Le fado
Le 27 novembre 2011, le Fado, chant mélancolique portugais, a été inscrit au patrimoine culturel immatériel de l´Unesco. Le Comité pour la sauvegarde du patrimoine culturel immatériel, réuni sur l'île indonésienne de Bali, a au total ajouté 14 éléments à la "liste représentative du patrimoine culturel immatériel de l'humanité", qui comptait déjà 213 traditions du monde entier. Le "chant populaire urbain du Portugal" pour reprendre les termes de l´Unesco, a été choisi pour faire partie de cette liste. Le Secrétaire d´Etat à la culture, M. Francisco José Viegas a déclaré à cette occasion qu´il "s´agit d´une reconnaissance juste que les Portugais ne vont pas manquer de célébrer et de valoriser à un moment où le pays a aussi besoin de bonnes nouvelles". En savoir plus : www.unesco.org
Le fado est la musique qui incarne mieux que toute autre l'âme portugaise.

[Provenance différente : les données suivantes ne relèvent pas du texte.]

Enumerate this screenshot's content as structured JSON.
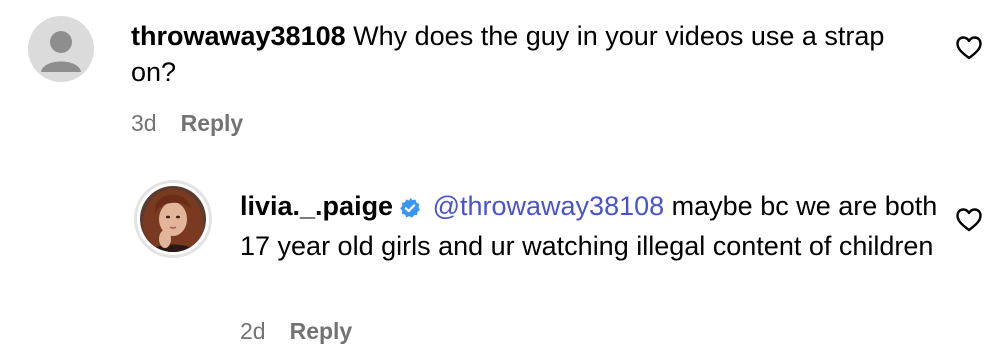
{
  "comments": [
    {
      "username": "throwaway38108",
      "text": "Why does the guy in your videos use a strap on?",
      "time": "3d",
      "reply_label": "Reply",
      "avatar": "default-avatar",
      "like_icon": "heart-outline-icon"
    },
    {
      "username": "livia._.paige",
      "verified_icon": "verified-badge-icon",
      "mention": "@throwaway38108",
      "text": "maybe bc we are both 17 year old girls and ur watching illegal content of children",
      "time": "2d",
      "reply_label": "Reply",
      "avatar": "profile-photo",
      "like_icon": "heart-outline-icon"
    }
  ],
  "colors": {
    "text": "#000000",
    "meta": "#737373",
    "mention": "#4953cc",
    "verified": "#3897f0",
    "avatar_default": "#dbdbdb"
  }
}
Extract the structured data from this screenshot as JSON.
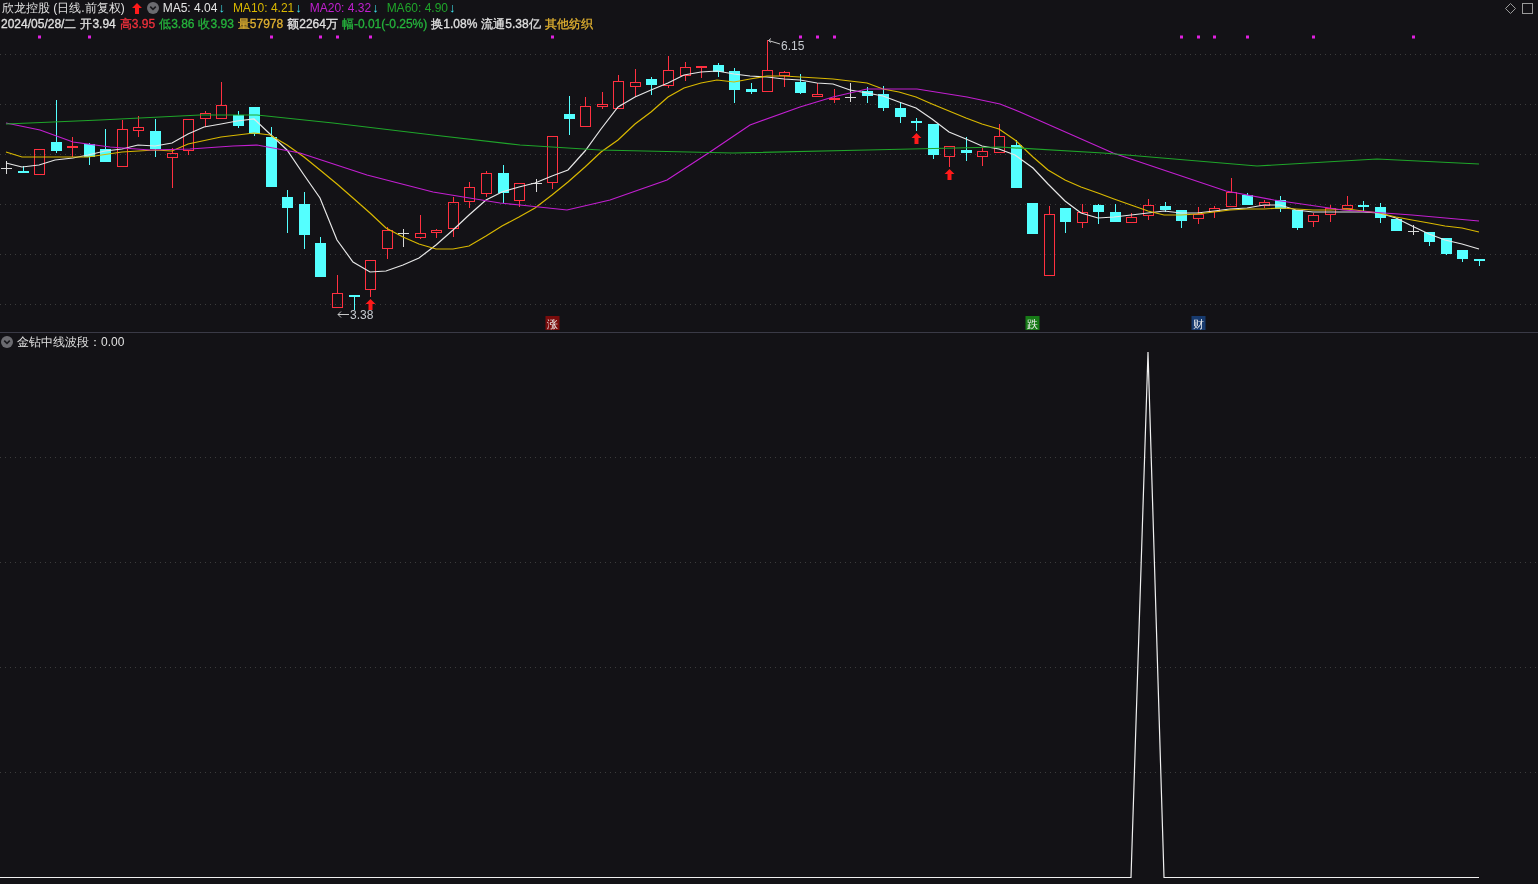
{
  "header": {
    "title": "欣龙控股 (日线.前复权)",
    "moving_averages": [
      {
        "label": "MA5: 4.04",
        "color": "#e6e6e6",
        "arrow": "↓"
      },
      {
        "label": "MA10: 4.21",
        "color": "#d9b800",
        "arrow": "↓"
      },
      {
        "label": "MA20: 4.32",
        "color": "#c21fd0",
        "arrow": "↓"
      },
      {
        "label": "MA60: 4.90",
        "color": "#1fa52a",
        "arrow": "↓"
      }
    ],
    "quote": [
      {
        "text": "2024/05/28/二",
        "color": "#e0e0e0"
      },
      {
        "text": "开3.94",
        "color": "#e0e0e0"
      },
      {
        "text": "高3.95",
        "color": "#f0303c"
      },
      {
        "text": "低3.86",
        "color": "#25b43c"
      },
      {
        "text": "收3.93",
        "color": "#25b43c"
      },
      {
        "text": "量57978",
        "color": "#e0b030"
      },
      {
        "text": "额2264万",
        "color": "#e0e0e0"
      },
      {
        "text": "幅-0.01(-0.25%)",
        "color": "#25b43c"
      },
      {
        "text": "换1.08%",
        "color": "#e0e0e0"
      },
      {
        "text": "流通5.38亿",
        "color": "#e0e0e0"
      },
      {
        "text": "其他纺织",
        "color": "#e0b030"
      }
    ]
  },
  "price_chart": {
    "high_label": "6.15",
    "low_label": "3.38",
    "event_tags": [
      {
        "label": "涨",
        "color": "#7a0c0c"
      },
      {
        "label": "跌",
        "color": "#177a17"
      },
      {
        "label": "财",
        "color": "#173a6e"
      }
    ]
  },
  "indicator": {
    "title": "金钻中线波段：0.00"
  }
}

Ce chant traditionnel, exprime la "saudade", c’est-à-dire la tristesse et la nostalgie. Il est aujourd’hui l’un des symboles de la culture portugaise dans le monde.

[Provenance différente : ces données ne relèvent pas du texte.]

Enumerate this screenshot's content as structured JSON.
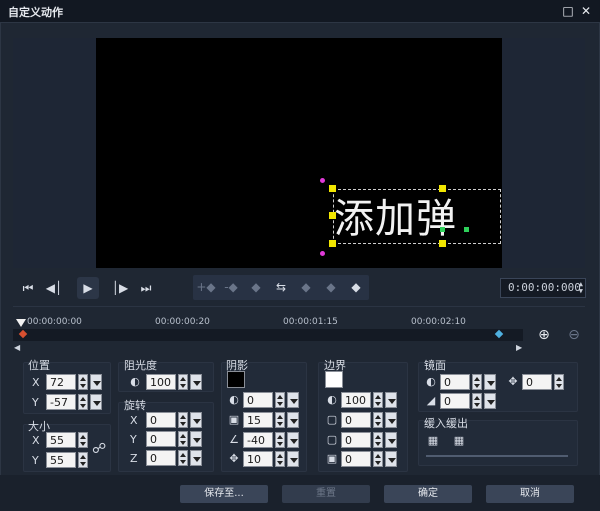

Le fado, qui est un genre musical traditionnel du Portugal, prend la forme d'un chant mélancolique. Dans sa forme traditionnelle, il est accompagné par des instruments à cordes pincées, notamment la guitare. Le chanteur de Fado ou fadista développe généralement des thèmes récurrents empreints de nostalgie : les amours perdues, la jalousie, la nostalgie du passé, le mal de vivre, le chagrin et l’exil... A noter : le nom de "fado" vient du mot latin fatum qui signifie "le destin".
Le fado serait apparu sur les docks de Lisbonne dans les années 1820 ou 1840 comme un concentré populaire d’influences brésiliennes et africaines. Certains pensent que cette musique était à l’origine un chant des marins portugais. En effet, le fado a d'abord été chanté dans les quartiers mal famés de la capitale avant de séduire la bourgeoisie, généralement accompagné au piano.
Le fado est un chant populaire dans les villes de Porto et Lisbonne où il a sans doute vu le jour.
Ce type de Fado, pratiqué aussi bien par des hommes que par des femmes, est en général plus entraînant et plus joyeux que celui de Coimbra.
La ville universitaire de Coimbra a en effet donné un sens différent à ce chant et en a fait un chant d’étudiants. Contrairement au Fado de Lisbonne, le Fado traditionnel de Coimbra est chanté uniquement par des hommes.
La Première chanteuse connue fut Maria Severa dans les années 1850.
Dans les années 1920, le fado de Coimbra a rencontré un grand succès.
De nombreux chanteurs et chanteuses ont contribué à la renommée de ce chant comme Carlos Ramos, Alfredo Duarte Marceneiro, Berta Cardoso, Maria Teresa de Noronha, Hermínia Silva, Fernando Farinha, Fernando Maurício, Lucília do Carmo ou Manuel de Almeida.
C’est la grande Amalia Rodrigues qui a fait connaître le fado dans les grandes salles européennes et à travers le monde.
L’une des héritières de cette diva est Mariza, une chanteuse qui continue de porter le Fado au-delà des frontières.
D’autres fadistas connues actuellement sont Cristiana Branco, Dulce Pontes, Madredeus ou Katia Guerreiro.